Entspannte Landpartien zur Kunst

Es gibt sie noch diese versteckten Orte, die einfach nur bezaubern. Ausflüge ins Berliner Umland und nach Mecklenburg-Vorpommern zu teilweise verlassenen Schlössern voll zeitgenössischer Kunst, zu einer der deutschen Fotographie-Sammlungen und in einen traumhaften Skulpturengarten. Hier unsere drei Sommer-Highlights.

written by Gastautorin Juliane Rohr 31. Juli 2020
  1. Schloss Lieberose – 25. Rohkunstbau
  2. Schloss Kummerow – Fotografische Sammlung
  3. Schlossgut Schwante – Skulpturenpark

1. Schloss Lieberose – 25. Rohkunstbau

Dornröschen Schloss Lieberose

Vergessene, aus der Zeit gefallene Gebäude, die von zeitgenössischer Kunst wiederbelebt werden, sind mein persönliches Highlight. Wenn an einem solchen Ort gute Kunst, bestens kuratiert gezeigt wird, dann bleiben Ort, Kunstwerke und der Tag in Erinnerung. Und nein – das ist jetzt nicht zu hochgegriffen!

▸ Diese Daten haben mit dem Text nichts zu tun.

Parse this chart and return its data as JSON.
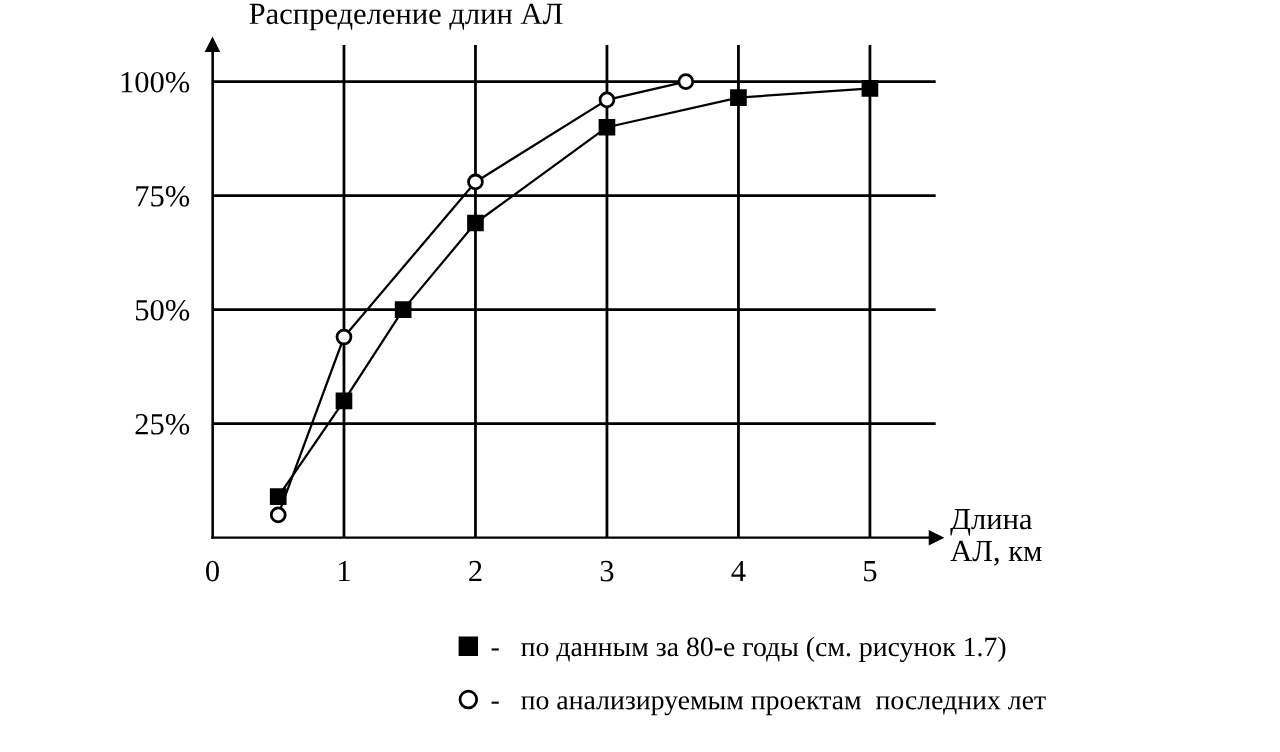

Die 25. Ausgabe der Rohkunstbau lockt mit Zärtlichkeit/ Vom Zusammenleben nach Schloss Lieberose und begeistert. Hier im kleinen Örtchen Lieberose, einen Steinwurf vom idyllischen Spreewald entfernt, liegt eines der größten Barockschlösser Brandenburgs im Dornröschenschlaf. Theoretisch übrigens für wenige symbolische Euros zu kaufen, aber dieses Eigentum könnte sich zum Fass ohne Boden entwickeln, angesichts der zu renovierenden Räumlichkeiten, kaputten Böden, bröckelnden Fassaden, und, und, und…

Alicja Kwade im Schloßhof

Hochkarätige Kunst in jeder Ecke

Nun denn: auf zu den Kunstwerken. Es ist ein entspannter und doch spannender Dialog, den die Künstler mit dem maroden Bauwerk eingehen. In der eher rudmimentär vorhandenen Schloßküche entführt die russische Videokünstlerin Olga Chernysheva auf eine elegische Dampferfahrt, verführt mit herrlicher Leichtigkeit zum Verweilen.

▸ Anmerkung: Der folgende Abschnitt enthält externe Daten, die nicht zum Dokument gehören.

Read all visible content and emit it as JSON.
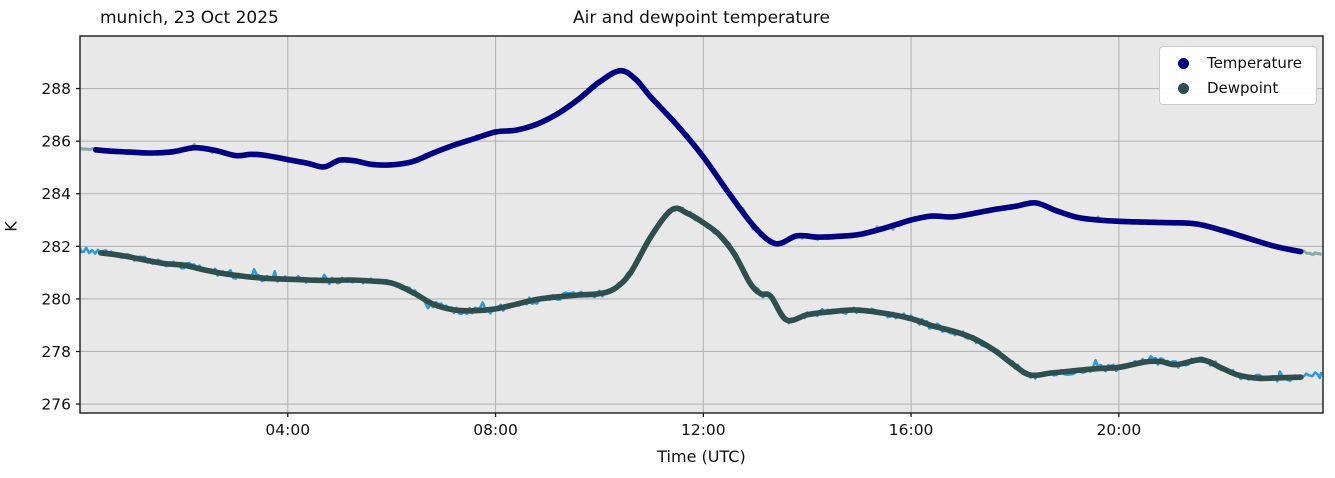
{
  "chart_data": {
    "type": "scatter",
    "title": "Air and dewpoint temperature",
    "subtitle": "munich, 23 Oct 2025",
    "xlabel": "Time (UTC)",
    "ylabel": "K",
    "grid": true,
    "legend_position": "upper right",
    "plot_background": "#e8e8e8",
    "grid_color": "#b5b5b5",
    "spine_color": "#1a1a1a",
    "xlim_hours": [
      0,
      23.93
    ],
    "ylim": [
      275.66,
      290.0
    ],
    "xticks": [
      {
        "t": 4,
        "label": "04:00"
      },
      {
        "t": 8,
        "label": "08:00"
      },
      {
        "t": 12,
        "label": "12:00"
      },
      {
        "t": 16,
        "label": "16:00"
      },
      {
        "t": 20,
        "label": "20:00"
      }
    ],
    "yticks": [
      {
        "v": 276,
        "label": "276"
      },
      {
        "v": 278,
        "label": "278"
      },
      {
        "v": 280,
        "label": "280"
      },
      {
        "v": 282,
        "label": "282"
      },
      {
        "v": 284,
        "label": "284"
      },
      {
        "v": 286,
        "label": "286"
      },
      {
        "v": 288,
        "label": "288"
      }
    ],
    "series": [
      {
        "name": "Temperature",
        "color": "#000080",
        "raw_color": "#86aaa8",
        "raw_noise_amp_K": 0.06,
        "units": "K",
        "points_t_hours_K": [
          [
            0.0,
            285.7
          ],
          [
            0.3,
            285.67
          ],
          [
            0.6,
            285.62
          ],
          [
            1.0,
            285.58
          ],
          [
            1.4,
            285.55
          ],
          [
            1.8,
            285.6
          ],
          [
            2.2,
            285.75
          ],
          [
            2.6,
            285.65
          ],
          [
            3.0,
            285.45
          ],
          [
            3.3,
            285.5
          ],
          [
            3.6,
            285.45
          ],
          [
            4.0,
            285.3
          ],
          [
            4.4,
            285.15
          ],
          [
            4.7,
            285.02
          ],
          [
            5.0,
            285.28
          ],
          [
            5.3,
            285.25
          ],
          [
            5.6,
            285.12
          ],
          [
            6.0,
            285.1
          ],
          [
            6.4,
            285.22
          ],
          [
            6.8,
            285.55
          ],
          [
            7.2,
            285.85
          ],
          [
            7.6,
            286.1
          ],
          [
            8.0,
            286.35
          ],
          [
            8.4,
            286.42
          ],
          [
            8.8,
            286.65
          ],
          [
            9.2,
            287.05
          ],
          [
            9.6,
            287.6
          ],
          [
            10.0,
            288.25
          ],
          [
            10.4,
            288.68
          ],
          [
            10.7,
            288.35
          ],
          [
            11.0,
            287.65
          ],
          [
            11.5,
            286.6
          ],
          [
            12.0,
            285.4
          ],
          [
            12.5,
            284.0
          ],
          [
            13.0,
            282.7
          ],
          [
            13.4,
            282.1
          ],
          [
            13.8,
            282.4
          ],
          [
            14.2,
            282.35
          ],
          [
            14.6,
            282.38
          ],
          [
            15.0,
            282.45
          ],
          [
            15.5,
            282.7
          ],
          [
            16.0,
            283.0
          ],
          [
            16.4,
            283.15
          ],
          [
            16.8,
            283.12
          ],
          [
            17.2,
            283.25
          ],
          [
            17.6,
            283.4
          ],
          [
            18.0,
            283.52
          ],
          [
            18.4,
            283.65
          ],
          [
            18.8,
            283.35
          ],
          [
            19.2,
            283.1
          ],
          [
            19.6,
            283.0
          ],
          [
            20.0,
            282.95
          ],
          [
            20.5,
            282.92
          ],
          [
            21.0,
            282.9
          ],
          [
            21.5,
            282.85
          ],
          [
            22.0,
            282.6
          ],
          [
            22.5,
            282.3
          ],
          [
            23.0,
            282.0
          ],
          [
            23.5,
            281.8
          ],
          [
            23.9,
            281.7
          ]
        ]
      },
      {
        "name": "Dewpoint",
        "color": "#2f4f4f",
        "raw_color": "#2d9bda",
        "raw_noise_amp_K": 0.13,
        "units": "K",
        "points_t_hours_K": [
          [
            0.0,
            281.9
          ],
          [
            0.4,
            281.75
          ],
          [
            0.8,
            281.65
          ],
          [
            1.2,
            281.5
          ],
          [
            1.6,
            281.35
          ],
          [
            2.0,
            281.28
          ],
          [
            2.4,
            281.1
          ],
          [
            2.8,
            280.95
          ],
          [
            3.2,
            280.85
          ],
          [
            3.6,
            280.78
          ],
          [
            4.0,
            280.75
          ],
          [
            4.4,
            280.72
          ],
          [
            4.8,
            280.7
          ],
          [
            5.2,
            280.72
          ],
          [
            5.6,
            280.68
          ],
          [
            6.0,
            280.6
          ],
          [
            6.4,
            280.25
          ],
          [
            6.8,
            279.8
          ],
          [
            7.2,
            279.58
          ],
          [
            7.6,
            279.55
          ],
          [
            8.0,
            279.62
          ],
          [
            8.4,
            279.8
          ],
          [
            8.8,
            279.98
          ],
          [
            9.2,
            280.08
          ],
          [
            9.6,
            280.15
          ],
          [
            10.0,
            280.2
          ],
          [
            10.3,
            280.4
          ],
          [
            10.6,
            281.0
          ],
          [
            11.0,
            282.4
          ],
          [
            11.4,
            283.4
          ],
          [
            11.7,
            283.25
          ],
          [
            12.0,
            282.9
          ],
          [
            12.3,
            282.45
          ],
          [
            12.6,
            281.7
          ],
          [
            12.9,
            280.6
          ],
          [
            13.1,
            280.2
          ],
          [
            13.3,
            280.1
          ],
          [
            13.6,
            279.2
          ],
          [
            14.0,
            279.4
          ],
          [
            14.4,
            279.5
          ],
          [
            14.9,
            279.58
          ],
          [
            15.4,
            279.48
          ],
          [
            16.0,
            279.25
          ],
          [
            16.4,
            278.98
          ],
          [
            16.8,
            278.78
          ],
          [
            17.2,
            278.5
          ],
          [
            17.6,
            278.05
          ],
          [
            18.0,
            277.45
          ],
          [
            18.3,
            277.1
          ],
          [
            18.7,
            277.18
          ],
          [
            19.2,
            277.28
          ],
          [
            19.6,
            277.35
          ],
          [
            20.0,
            277.4
          ],
          [
            20.5,
            277.6
          ],
          [
            20.8,
            277.62
          ],
          [
            21.1,
            277.5
          ],
          [
            21.6,
            277.68
          ],
          [
            22.0,
            277.35
          ],
          [
            22.3,
            277.1
          ],
          [
            22.7,
            276.98
          ],
          [
            23.1,
            277.0
          ],
          [
            23.5,
            277.02
          ],
          [
            23.9,
            277.1
          ]
        ]
      }
    ]
  }
}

Julian Rosefeldt  zeigt The Swap von 2015 – eine kurzweilige Parodie auf einen Gangsterfilm, der in seiner Choreographie trotz Autos und rauer Hafenkulisse an ein Tanzstück erinnert.

Und noch ein Videokünstler, Björn Melhus, ist bei dem Festival vertreten. Er überrascht mit seinem Fußballkicker You are not alone, wer genau hinschaut, sieht, dass alle Figuren gegen den einen, ganz in blau gekleideten Torwart antreten. So ist das Leben – immer lebensgefährlich! Von Melhus gibt es in Schloss Lieberose noch zwei weitere, gesellschaftskritische Arbeiten zu entdecken.

Björn Melhus

Immer wieder diese Barockdecken

Der Maler und Bildhauer Thomas Scheibitz bespielt mit einer seiner abstrakten, farbigen Skulpturen gemeinsam mit Künstlerkollegen Gregor Hildbrandts collageartigen schwarz-weiß Bildern einen ziemlich abgewrackten Raum. Die Werke der Beiden bestechen um so mehr.

Von einem Ahh und Ohh zum nächsten. Via Lewandowsky hat eine umgefallene, zerfließende Straßenlaterne installiert. Leise Swing-Musik kommt von irgendwoher. Titel des Werks ganz simpel: Alles, was der Fall ist. Umwerfend gut.

Bettina Pousttchi stellt grüngestrichene, metallene Baumschutzbügel in einen Raum mit einer opulenten Barockdecke. War hier vielleicht mal eine kleine Kapelle? Überhaupt, immer wieder diese Decken. Besonders wirkungsvoll in Verbindung mit der kleinen, unbekleideten Figur namens Hannes von Karin Sander. Er ist so winzig klein. Auf seinem Podest, wirkt er so allein und verlassen, nur mit seinen Sneakern an den Füßen. Tja, und würden da nicht diese nackten, wollüstigen Damen an der Decke über ihm schweben, wäre er hier wirklich sehr, sehr einsam.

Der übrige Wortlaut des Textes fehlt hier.